Может быть, дело было в том, что в тот момент Елена Первакова была не в себе, а звери избегают трогать больных, инстинктивно чуя их.
Что с ней произошло — женщина до определённого момента не помнила вообще, а с того момента помнила плохо. Её воспоминания начинались в момент, когда она очнулась в луже своей крови в тайге, раненая пулями в спину, бок и голову настолько тяжело, что стрелявший в неё хунхуз закономерно посчитал её убитой. Она не забыла языка, не потеряла рефлексов и умений, но совершенно не помнила свою жизнь, как таковую. Отлёживаясь в пещере-вывортне, она и не пыталась вспомнить, потому что беспамятство не причиняло ей неудобств.

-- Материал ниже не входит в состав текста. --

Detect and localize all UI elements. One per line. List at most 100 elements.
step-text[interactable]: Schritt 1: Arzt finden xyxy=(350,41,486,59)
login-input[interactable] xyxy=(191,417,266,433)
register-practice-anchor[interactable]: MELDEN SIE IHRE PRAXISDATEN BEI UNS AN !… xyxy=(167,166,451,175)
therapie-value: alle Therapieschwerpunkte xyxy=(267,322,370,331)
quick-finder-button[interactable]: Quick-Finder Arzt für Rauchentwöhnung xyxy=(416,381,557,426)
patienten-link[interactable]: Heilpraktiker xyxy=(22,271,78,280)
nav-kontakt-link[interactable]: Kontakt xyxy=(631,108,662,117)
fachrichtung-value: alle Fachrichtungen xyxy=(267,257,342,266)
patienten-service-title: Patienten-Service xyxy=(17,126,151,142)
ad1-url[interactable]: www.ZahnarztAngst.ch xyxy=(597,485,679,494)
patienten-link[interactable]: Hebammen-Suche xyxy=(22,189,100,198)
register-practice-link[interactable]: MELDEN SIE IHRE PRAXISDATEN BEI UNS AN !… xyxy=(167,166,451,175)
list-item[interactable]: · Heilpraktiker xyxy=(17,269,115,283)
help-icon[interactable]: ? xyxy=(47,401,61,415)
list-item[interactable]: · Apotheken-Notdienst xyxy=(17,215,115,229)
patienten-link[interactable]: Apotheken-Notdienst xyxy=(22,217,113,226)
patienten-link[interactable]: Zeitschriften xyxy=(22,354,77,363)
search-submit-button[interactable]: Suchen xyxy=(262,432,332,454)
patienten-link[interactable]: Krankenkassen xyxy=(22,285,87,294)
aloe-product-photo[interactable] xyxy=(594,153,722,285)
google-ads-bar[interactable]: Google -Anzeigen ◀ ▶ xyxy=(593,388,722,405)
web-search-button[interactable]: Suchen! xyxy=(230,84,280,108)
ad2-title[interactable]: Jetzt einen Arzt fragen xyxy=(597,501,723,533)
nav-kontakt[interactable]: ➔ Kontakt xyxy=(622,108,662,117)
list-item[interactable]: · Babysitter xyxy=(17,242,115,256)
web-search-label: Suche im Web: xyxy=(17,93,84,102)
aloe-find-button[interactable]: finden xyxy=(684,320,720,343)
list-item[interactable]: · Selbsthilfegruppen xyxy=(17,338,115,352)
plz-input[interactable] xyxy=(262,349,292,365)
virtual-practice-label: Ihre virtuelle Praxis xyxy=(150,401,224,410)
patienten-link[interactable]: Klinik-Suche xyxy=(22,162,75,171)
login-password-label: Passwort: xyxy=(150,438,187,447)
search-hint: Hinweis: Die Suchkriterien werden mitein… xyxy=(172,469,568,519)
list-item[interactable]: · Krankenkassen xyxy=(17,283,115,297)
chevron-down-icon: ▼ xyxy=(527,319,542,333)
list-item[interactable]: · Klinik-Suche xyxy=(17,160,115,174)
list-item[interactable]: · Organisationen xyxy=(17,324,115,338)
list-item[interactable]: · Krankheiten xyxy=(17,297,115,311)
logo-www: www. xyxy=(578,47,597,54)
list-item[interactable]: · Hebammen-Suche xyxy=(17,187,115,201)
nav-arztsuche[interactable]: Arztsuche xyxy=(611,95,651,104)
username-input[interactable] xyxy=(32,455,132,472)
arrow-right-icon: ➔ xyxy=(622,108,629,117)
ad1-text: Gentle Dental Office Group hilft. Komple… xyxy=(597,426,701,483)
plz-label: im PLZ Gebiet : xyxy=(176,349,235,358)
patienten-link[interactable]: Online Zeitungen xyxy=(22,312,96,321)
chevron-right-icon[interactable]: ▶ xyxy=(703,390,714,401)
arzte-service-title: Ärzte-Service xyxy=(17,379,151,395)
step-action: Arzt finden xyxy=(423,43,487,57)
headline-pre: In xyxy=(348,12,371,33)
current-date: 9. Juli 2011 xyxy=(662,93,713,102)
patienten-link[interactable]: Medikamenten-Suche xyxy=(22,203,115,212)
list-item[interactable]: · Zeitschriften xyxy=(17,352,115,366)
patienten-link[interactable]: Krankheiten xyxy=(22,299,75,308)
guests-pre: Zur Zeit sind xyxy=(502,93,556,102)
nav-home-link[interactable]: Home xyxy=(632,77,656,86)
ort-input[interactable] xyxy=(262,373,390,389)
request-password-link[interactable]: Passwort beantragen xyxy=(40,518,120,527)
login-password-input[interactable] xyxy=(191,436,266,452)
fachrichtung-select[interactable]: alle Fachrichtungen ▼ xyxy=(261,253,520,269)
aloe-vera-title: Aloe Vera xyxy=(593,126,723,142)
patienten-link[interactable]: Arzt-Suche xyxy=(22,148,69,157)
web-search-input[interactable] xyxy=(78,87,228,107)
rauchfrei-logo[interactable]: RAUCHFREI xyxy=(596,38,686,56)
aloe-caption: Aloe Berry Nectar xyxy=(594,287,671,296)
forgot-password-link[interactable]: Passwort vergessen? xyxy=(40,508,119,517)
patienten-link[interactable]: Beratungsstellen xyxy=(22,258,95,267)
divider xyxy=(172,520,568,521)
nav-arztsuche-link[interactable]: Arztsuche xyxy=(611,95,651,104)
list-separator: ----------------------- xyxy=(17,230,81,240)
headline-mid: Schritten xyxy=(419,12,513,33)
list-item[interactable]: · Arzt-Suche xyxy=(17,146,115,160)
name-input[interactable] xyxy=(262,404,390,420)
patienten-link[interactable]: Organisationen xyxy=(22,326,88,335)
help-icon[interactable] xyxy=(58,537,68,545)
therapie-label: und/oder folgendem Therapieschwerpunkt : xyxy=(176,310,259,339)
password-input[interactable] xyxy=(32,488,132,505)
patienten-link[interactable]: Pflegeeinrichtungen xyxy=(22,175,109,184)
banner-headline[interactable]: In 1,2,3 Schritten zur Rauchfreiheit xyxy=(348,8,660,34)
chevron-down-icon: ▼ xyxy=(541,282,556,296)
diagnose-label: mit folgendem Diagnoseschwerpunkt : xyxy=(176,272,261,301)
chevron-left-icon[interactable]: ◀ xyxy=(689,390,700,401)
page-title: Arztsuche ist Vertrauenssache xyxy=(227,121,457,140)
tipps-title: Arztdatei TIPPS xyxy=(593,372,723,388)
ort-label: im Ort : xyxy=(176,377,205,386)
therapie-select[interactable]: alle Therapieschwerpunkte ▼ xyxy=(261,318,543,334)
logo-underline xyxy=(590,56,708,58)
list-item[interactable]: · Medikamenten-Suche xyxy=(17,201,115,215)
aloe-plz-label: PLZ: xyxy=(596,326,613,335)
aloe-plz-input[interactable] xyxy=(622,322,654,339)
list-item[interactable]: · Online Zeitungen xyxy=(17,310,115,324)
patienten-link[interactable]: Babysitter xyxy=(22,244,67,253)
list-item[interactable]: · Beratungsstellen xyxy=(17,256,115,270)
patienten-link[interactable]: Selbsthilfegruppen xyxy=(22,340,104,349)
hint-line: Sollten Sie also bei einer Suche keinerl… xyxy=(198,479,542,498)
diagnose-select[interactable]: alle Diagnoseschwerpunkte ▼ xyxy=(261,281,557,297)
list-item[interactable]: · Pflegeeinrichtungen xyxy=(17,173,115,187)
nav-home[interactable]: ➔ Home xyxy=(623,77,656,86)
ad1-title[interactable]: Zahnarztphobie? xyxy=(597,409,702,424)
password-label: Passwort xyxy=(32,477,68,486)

Более-менее выздоровев, она ушла дальше на запад — от места, где произошла трагедия, её гнало что-то, похожее на инстинкт. На плоскогорье Елена Первакова встретилась с волчьей стаей, как раз сбивавшейся под зиму — и стая не просто приняла её. В скором времени женщина-человек стала вожаком волков — благодаря уму, благодаря умению делать ловушки на зверя, благодаря умелым пальцам, лечившим то, что сами волки вылечить не могли.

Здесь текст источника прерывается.